Options market flexes muscle

01/09/26
  • PLNT call volume more than 230 times avg. on Thursday
  • May represent a low-risk, limited-upside trade
  • Stock in short-term pullback, but still near record high

On a relatively quiet day for the market, Planet Fitness (PLNT) was an outlier on Thursday—but not because of the way its stock was trading.

PLNT shares were modestly higher most of the day even though they tested their mid-November lows early in the session. Despite a recent pullback—and mostly sideways trading since the company’s last earnings announcement—the stock was still relatively close to its all-time high above $114:

Chart 1: Planet Fitness (PLNT), 10/31/25–1/8/26. Rangebound near highs since earnings.

Source (data): Power E*TRADE. (For illustrative purposes. Not a recommendation.)


Things were much different in the options market. PLNT was conspicuous on multiple LiveAction scans by virtue of call options volume that was 218 times average. Calls outnumbered puts roughly 85 to one.

The volume in question was concentrated in two options expiring a week from today—the January $110 and $115 calls:

Chart 2: Planet Fitness (PLNT) Jan. call options, 1/8/26. Short-term bull call spread?

Source: Power E*TRADE. (For illustrative purposes. Not a recommendation.)


What can we surmise about these trades? Given their short-term nature, one could argue the buyers expected PLNT to make a fairly solid up move over the next six trading days. Meanwhile, the sellers could have been betting the stock wouldn’t reach either strike price by expiration, in which case they’d get to keep the premium they collected.

Two quick observations suggest a single large trader may have been buying and selling options simultaneously. First, these are significant positions. If we round the trades to 40,000 contracts, that means they represent eight million shares of stock. (PLNT’s average daily volume is around 1.4 million shares.)

Second, the fact that almost all the activity in both options occurred simultaneously in two large trades (at 9:40 a.m. and 10 a.m. ET) suggests they could be part of a single “spread” trade—specifically, a vertical (bull) call spread. That would mean a trader bought the $110 calls while shorting the $115 calls at the same time. The following chart shows the reward-risk profile for this spread using the approximate trade prices from Thursday morning ($1.25 for the $110 call and $0.40 for the $115 call):

Chart 1: PLNT $110-$115 bull call spread. Potential upside greater than downside.

Source: Power E*TRADE. (For illustrative purposes. Not a recommendation.)

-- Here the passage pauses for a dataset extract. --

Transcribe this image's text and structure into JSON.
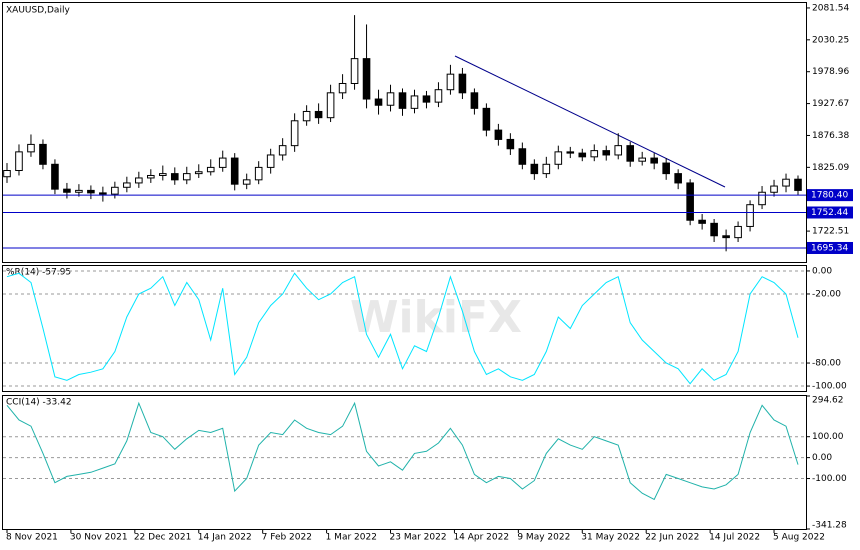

The long calls would provide upside exposure in the event the stock rallied, while the premium collected from the short calls effectively reduces the cost of that exposure—but also limits the trade’s upside. The position has the potential to profit (at expiration) if the stock is trading between the two strike prices.

Any bull call spread’s maximum risk is the cost of the spread (the “debit”), which in this case is $85 ($125–$40). No matter how far the stock falls, the spread can’t lose any more than that. A bull call spread’s maximum potential profit—which would be realized at expiration if the stock closed at the higher strike price—is the difference between the strike prices, minus the debt—in this case $415 ($500-$85). No matter how much more the stock rallies, the spread’s profit can’t increase.

If this was, in fact, a large bull call spread, the position’s reward-risk ratio was nearly five to one. That sounds promising, but the key word in the previous paragraph is “potential.” While the trade’s maximum profit is much greater than its maximum loss, that doesn’t mean the stock has a higher probability of rallying into the profit zone than it does of falling.

Today’s numbers include (all times ET): Employment Situation (8:30 a.m.), Housing Starts and Building Permits (8:30 a.m.), Housing Starts and Permits (8:30 a.m.), Consumer Sentiment (10 a.m.).